Les candidats en écriture de scénario auditionnés manifestaient des degrés de maturité très
différents et l’inscription dans des genres cinématographiques variés : à la lisière du documentaire
expérimental et de la fiction, dans le cinéma de fiction destiné aux circuits commerciaux. Ils
envisageaient leur séjour comme un moment de concentration sur l’écriture, sans exclure un passage à
la réalisation. Il faut souligner que deux des projets émanaient de scénaristes qui ont aussi d’autres
activités dans le cinéma (actrice pour l’une, chef opérateur pour l’autre), ce qui aurait pu être un grand
enrichissement. Les auditions des trois candidats non-retenus ont mis en relief la dimension
autobiographique de leurs projets, sans que celle-ci ait débouché, du moins à l’oral, sur une réelle
ouverture qui aurait permis d’envisager la résidence dans sa dimension collective. A l’inverse, le
candidat retenu a manifesté une bonne connaissance des conditions concrètes d’un séjour à la Villa
Médicis et d’une volonté d’infléchir une pratique déjà reconnue (films primés et ayant bénéficié d’une
critique favorable, sinon d’une forte diffusion dans les circuits commerciaux).
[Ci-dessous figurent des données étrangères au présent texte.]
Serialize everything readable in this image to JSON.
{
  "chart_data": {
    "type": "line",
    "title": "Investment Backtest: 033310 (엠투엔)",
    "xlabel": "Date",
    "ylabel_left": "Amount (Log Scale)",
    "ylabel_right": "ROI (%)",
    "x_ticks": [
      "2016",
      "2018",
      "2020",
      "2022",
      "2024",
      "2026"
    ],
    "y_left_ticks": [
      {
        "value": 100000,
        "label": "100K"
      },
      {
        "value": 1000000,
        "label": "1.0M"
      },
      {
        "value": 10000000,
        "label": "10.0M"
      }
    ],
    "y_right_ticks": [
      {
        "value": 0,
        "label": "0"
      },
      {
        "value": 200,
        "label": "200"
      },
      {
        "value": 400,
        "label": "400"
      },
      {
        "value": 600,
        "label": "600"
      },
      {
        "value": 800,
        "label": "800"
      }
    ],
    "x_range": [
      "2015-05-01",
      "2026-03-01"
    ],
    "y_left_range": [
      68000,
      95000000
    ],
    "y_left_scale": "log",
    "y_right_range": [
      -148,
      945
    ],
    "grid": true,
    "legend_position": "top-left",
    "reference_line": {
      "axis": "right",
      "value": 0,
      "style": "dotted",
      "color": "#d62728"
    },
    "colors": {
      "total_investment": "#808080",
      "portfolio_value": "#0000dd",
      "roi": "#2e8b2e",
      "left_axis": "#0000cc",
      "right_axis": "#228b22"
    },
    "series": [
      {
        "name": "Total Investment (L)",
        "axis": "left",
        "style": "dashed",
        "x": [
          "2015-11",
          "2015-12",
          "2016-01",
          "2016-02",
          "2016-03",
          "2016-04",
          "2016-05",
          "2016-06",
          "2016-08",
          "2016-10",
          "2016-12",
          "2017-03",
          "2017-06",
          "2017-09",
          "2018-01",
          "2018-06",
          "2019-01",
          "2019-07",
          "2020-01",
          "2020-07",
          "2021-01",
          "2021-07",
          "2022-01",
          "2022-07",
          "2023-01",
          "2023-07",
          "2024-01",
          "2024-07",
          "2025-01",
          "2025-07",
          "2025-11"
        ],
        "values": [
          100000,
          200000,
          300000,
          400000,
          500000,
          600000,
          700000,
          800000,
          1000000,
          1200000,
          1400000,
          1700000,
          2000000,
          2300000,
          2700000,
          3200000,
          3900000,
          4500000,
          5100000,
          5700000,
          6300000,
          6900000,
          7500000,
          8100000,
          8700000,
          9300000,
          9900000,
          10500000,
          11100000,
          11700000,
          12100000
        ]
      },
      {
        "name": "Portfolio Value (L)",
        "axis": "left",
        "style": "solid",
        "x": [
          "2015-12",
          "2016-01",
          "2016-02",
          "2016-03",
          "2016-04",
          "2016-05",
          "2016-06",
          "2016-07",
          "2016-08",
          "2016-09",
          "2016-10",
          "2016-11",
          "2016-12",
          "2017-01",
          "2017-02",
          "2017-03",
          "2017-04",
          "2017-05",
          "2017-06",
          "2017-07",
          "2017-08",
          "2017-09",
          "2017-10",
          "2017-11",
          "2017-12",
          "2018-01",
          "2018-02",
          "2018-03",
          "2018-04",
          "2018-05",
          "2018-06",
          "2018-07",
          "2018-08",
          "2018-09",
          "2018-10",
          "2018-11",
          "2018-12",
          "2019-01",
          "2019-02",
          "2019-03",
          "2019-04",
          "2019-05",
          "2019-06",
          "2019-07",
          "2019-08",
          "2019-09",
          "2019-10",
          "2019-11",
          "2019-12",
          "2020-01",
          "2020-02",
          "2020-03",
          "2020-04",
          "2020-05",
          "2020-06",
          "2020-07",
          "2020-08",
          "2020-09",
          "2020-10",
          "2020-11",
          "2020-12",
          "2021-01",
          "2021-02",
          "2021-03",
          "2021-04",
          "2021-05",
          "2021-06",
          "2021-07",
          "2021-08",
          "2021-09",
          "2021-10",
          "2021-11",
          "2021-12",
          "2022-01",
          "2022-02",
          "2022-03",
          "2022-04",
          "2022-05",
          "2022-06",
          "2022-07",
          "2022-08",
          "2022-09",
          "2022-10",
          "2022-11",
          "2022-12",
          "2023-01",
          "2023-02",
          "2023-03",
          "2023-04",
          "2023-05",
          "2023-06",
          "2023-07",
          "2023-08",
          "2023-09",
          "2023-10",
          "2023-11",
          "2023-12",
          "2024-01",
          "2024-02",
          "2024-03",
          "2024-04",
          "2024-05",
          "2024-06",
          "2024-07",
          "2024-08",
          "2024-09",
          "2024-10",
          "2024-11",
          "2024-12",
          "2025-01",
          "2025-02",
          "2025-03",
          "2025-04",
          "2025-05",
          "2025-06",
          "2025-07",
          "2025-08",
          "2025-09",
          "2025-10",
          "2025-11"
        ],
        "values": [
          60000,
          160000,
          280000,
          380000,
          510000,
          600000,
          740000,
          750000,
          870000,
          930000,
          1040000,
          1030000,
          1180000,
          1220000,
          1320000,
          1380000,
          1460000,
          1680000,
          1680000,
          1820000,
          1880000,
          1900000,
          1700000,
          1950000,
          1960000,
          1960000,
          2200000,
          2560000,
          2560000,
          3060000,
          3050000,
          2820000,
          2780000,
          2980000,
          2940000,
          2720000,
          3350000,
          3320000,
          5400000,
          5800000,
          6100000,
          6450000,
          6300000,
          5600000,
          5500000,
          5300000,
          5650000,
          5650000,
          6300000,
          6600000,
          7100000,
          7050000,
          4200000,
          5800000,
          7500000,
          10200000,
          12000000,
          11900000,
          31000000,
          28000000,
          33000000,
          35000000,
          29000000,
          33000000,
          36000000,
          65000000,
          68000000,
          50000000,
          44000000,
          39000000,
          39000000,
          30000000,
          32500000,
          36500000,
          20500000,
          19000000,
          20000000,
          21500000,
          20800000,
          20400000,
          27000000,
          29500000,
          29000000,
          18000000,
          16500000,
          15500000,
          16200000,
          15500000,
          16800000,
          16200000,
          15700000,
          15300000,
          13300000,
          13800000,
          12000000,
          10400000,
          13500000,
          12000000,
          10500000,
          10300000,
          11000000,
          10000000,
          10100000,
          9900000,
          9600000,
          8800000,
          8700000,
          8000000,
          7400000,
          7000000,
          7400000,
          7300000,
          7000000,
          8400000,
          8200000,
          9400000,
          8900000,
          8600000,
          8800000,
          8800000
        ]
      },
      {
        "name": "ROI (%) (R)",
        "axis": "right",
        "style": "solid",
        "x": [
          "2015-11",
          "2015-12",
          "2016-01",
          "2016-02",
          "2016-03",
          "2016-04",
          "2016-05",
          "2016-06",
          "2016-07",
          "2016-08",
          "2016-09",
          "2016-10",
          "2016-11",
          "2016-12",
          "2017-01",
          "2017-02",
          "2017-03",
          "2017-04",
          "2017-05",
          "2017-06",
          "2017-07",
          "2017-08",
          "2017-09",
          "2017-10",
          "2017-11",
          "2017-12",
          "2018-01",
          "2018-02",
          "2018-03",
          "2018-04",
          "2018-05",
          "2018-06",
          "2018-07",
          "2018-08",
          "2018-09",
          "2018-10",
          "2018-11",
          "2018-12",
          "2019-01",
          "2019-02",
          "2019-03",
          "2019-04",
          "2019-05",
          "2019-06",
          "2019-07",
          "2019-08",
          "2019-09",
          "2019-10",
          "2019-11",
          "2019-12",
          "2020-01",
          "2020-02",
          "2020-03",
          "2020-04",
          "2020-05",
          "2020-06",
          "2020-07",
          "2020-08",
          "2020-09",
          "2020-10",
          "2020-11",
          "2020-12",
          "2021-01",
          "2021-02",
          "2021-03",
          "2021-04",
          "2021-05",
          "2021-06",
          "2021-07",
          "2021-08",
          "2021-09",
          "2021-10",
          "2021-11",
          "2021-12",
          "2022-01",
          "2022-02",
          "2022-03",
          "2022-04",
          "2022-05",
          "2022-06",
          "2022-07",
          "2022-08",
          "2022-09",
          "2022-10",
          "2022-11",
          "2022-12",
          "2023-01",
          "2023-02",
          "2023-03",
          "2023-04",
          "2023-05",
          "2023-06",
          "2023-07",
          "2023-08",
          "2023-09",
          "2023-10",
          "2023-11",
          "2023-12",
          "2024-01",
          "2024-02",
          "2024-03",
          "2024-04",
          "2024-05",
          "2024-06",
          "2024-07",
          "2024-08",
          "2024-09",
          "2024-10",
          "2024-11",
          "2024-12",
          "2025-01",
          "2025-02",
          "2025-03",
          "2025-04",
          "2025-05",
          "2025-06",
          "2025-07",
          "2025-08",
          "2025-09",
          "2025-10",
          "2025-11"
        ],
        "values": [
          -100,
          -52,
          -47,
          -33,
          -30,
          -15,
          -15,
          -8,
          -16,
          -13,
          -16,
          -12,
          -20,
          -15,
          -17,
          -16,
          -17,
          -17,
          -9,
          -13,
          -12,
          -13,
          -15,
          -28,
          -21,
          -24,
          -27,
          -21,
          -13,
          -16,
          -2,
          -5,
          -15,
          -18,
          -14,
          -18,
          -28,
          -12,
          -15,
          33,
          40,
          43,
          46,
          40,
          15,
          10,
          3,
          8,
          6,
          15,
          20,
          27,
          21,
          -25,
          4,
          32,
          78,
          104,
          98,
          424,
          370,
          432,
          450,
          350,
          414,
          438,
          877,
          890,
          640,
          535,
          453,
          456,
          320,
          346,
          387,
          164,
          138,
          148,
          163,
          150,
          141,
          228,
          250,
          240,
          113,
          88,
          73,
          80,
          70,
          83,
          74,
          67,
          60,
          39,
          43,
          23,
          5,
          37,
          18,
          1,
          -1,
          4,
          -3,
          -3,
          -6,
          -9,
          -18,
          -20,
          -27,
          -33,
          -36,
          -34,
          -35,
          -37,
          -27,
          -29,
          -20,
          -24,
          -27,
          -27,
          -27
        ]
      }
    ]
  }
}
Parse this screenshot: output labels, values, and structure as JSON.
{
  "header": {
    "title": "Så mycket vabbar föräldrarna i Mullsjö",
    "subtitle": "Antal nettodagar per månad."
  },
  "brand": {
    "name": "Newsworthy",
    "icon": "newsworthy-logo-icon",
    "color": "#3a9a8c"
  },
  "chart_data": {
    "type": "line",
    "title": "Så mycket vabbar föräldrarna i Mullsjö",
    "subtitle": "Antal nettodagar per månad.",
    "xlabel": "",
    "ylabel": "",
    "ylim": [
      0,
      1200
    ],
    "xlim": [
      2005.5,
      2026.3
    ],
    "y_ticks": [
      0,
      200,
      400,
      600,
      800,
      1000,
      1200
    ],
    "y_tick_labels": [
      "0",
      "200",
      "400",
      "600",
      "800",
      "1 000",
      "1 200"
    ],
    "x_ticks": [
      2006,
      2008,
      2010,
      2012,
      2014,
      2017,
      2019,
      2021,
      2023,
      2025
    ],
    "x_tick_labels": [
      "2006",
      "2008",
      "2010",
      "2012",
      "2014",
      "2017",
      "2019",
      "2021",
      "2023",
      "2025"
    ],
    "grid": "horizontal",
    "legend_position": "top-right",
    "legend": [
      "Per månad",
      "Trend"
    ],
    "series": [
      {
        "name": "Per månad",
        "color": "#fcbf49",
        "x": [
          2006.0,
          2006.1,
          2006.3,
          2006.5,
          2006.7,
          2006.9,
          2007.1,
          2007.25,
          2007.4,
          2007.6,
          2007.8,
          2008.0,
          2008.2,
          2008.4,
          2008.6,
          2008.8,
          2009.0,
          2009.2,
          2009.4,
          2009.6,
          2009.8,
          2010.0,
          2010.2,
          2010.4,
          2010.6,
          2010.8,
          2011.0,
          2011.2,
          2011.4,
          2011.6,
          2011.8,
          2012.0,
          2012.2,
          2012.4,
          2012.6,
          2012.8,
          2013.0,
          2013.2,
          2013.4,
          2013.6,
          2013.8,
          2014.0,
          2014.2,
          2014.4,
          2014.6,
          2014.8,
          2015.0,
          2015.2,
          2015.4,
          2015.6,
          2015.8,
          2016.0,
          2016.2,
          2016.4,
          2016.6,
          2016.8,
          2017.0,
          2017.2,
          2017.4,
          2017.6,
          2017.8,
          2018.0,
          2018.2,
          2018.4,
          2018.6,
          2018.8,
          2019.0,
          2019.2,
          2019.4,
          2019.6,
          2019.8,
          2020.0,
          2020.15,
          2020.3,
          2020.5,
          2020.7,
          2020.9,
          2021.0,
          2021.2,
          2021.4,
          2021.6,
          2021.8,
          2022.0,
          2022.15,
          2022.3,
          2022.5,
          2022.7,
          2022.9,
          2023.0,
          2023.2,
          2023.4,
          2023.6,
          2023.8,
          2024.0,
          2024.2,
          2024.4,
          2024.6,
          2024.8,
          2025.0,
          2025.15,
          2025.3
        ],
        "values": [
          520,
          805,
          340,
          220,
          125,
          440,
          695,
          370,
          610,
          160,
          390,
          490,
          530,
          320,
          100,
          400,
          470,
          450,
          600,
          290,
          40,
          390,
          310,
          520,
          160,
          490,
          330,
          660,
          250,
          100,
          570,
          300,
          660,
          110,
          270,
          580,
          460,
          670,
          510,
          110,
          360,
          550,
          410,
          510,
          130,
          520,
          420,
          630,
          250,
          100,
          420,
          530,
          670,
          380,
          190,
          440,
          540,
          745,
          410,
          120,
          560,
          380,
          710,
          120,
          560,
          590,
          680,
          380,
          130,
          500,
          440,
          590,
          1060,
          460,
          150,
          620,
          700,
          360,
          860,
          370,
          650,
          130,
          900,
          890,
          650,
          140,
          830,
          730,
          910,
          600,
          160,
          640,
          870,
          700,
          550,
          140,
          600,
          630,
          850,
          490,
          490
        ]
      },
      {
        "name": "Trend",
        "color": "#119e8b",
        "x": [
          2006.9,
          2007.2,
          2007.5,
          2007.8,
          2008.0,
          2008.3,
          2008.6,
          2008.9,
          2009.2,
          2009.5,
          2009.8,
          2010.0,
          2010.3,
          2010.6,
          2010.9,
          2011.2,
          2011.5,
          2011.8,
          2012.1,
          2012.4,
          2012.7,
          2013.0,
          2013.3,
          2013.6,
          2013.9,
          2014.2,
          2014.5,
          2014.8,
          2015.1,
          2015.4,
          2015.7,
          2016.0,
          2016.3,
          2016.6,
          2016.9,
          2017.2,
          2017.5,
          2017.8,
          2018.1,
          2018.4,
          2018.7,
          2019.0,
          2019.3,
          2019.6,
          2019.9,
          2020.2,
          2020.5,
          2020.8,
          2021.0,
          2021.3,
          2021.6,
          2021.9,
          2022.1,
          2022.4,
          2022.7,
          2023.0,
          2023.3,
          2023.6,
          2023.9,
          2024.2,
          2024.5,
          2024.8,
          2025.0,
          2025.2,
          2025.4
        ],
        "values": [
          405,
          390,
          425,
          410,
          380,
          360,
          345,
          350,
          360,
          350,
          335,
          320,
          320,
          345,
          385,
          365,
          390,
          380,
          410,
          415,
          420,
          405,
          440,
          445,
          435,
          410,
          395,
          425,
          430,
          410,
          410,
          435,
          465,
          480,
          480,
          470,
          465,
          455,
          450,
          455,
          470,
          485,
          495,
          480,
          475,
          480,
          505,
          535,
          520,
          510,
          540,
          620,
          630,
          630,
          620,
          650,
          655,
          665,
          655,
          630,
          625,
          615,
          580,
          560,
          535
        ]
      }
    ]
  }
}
Si son projet écrit
semblait un peu confus, il a su convaincre le jury par son engagement et son ouverture à des questions
complexes, ayant avancé entre la lettre de candidature et l’audition dans son projet – ce qui a fait
apparaître celui-ci comme une vraie nécessité. Là encore, c’est un projet atypique qui a été retenu, en
lien fort avec la culture populaire et inscrit pleinement dans les possibilités qu’offre la Villa Médicis.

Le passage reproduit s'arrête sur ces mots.